The legislation is set to be debated in Parliament on March 15, just two weeks after the final, 800-page draft of the bill was published. That's led to suggestions by privacy groups and the bill's opponents that the government is trying to rush the legislation through parliament without the opportunity for it to be properly scrutinised.

If the technology industry so opposes legislation like the Investigatory Powers Bill -- and demands from the FBI for Apple to unecrpyt a suspect's iPhone -- why is government insisting on pushing through potentially surveillance measures? Rafael Laguna, CEO of Open-Xchange said claims that it's all about power.

"The government feel a little helpless; their NSA and their GCHQ can't do everything because good encryption is more or less unbreakable for them. So in a way, for them to retain the powers of control and surveillance, they have to fight these technologies and that's exactly what they're doing," he told ZDNet.

Laguna said most other politician just "don't know much about technology at all" -- and he's exasperated as to why they're ignoring advice from technologists, academics, and other experts on matters such as encryption and communications data.

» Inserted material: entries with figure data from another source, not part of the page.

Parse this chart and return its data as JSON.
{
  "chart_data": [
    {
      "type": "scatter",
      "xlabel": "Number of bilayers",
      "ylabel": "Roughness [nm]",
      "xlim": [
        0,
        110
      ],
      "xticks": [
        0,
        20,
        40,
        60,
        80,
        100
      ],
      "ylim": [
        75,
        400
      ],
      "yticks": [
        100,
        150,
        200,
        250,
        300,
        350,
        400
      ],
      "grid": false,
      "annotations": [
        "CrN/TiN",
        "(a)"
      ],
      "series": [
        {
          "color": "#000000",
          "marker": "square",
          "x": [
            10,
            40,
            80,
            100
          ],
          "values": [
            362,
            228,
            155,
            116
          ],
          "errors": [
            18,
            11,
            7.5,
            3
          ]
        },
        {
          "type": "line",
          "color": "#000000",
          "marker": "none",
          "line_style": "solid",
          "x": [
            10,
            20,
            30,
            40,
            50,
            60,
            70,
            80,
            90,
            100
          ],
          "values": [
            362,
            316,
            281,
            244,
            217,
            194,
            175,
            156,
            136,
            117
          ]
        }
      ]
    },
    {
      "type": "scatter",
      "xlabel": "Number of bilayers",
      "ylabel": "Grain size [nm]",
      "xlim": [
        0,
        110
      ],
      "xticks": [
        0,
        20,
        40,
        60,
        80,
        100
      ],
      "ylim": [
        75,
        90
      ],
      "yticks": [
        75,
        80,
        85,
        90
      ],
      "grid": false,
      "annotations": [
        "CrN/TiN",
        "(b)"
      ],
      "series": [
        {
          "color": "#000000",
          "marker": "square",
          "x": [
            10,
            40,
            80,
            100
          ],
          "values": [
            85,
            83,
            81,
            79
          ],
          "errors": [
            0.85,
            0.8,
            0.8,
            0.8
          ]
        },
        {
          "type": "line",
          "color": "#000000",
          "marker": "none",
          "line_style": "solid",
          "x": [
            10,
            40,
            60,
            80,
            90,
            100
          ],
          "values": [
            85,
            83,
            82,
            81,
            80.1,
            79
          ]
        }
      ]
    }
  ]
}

"One might wonder why they're not listening to the experts who are trying to explain to them that there's no bullet that only hits the bad guys; there's no weak encryption, there's only encryption or no encryption, there's not much in the middle," he said.

"They're not listening because they don't like the answers," Laguna said, arguing that these moves to reduce privacy are unwise.

"If you can hack the infrastructure, really bad things can happen and it'll make the infrastructure weaker by design if this happens. It's almost dramatic when you really think it through, so I'm amazed as everyone else in the industry by this," he concluded.

The United Nations recently waded into the debate surrounding the Investigatory Powers Bill, and released a report dubbing the proposed legislation as disproportionate and intrusive.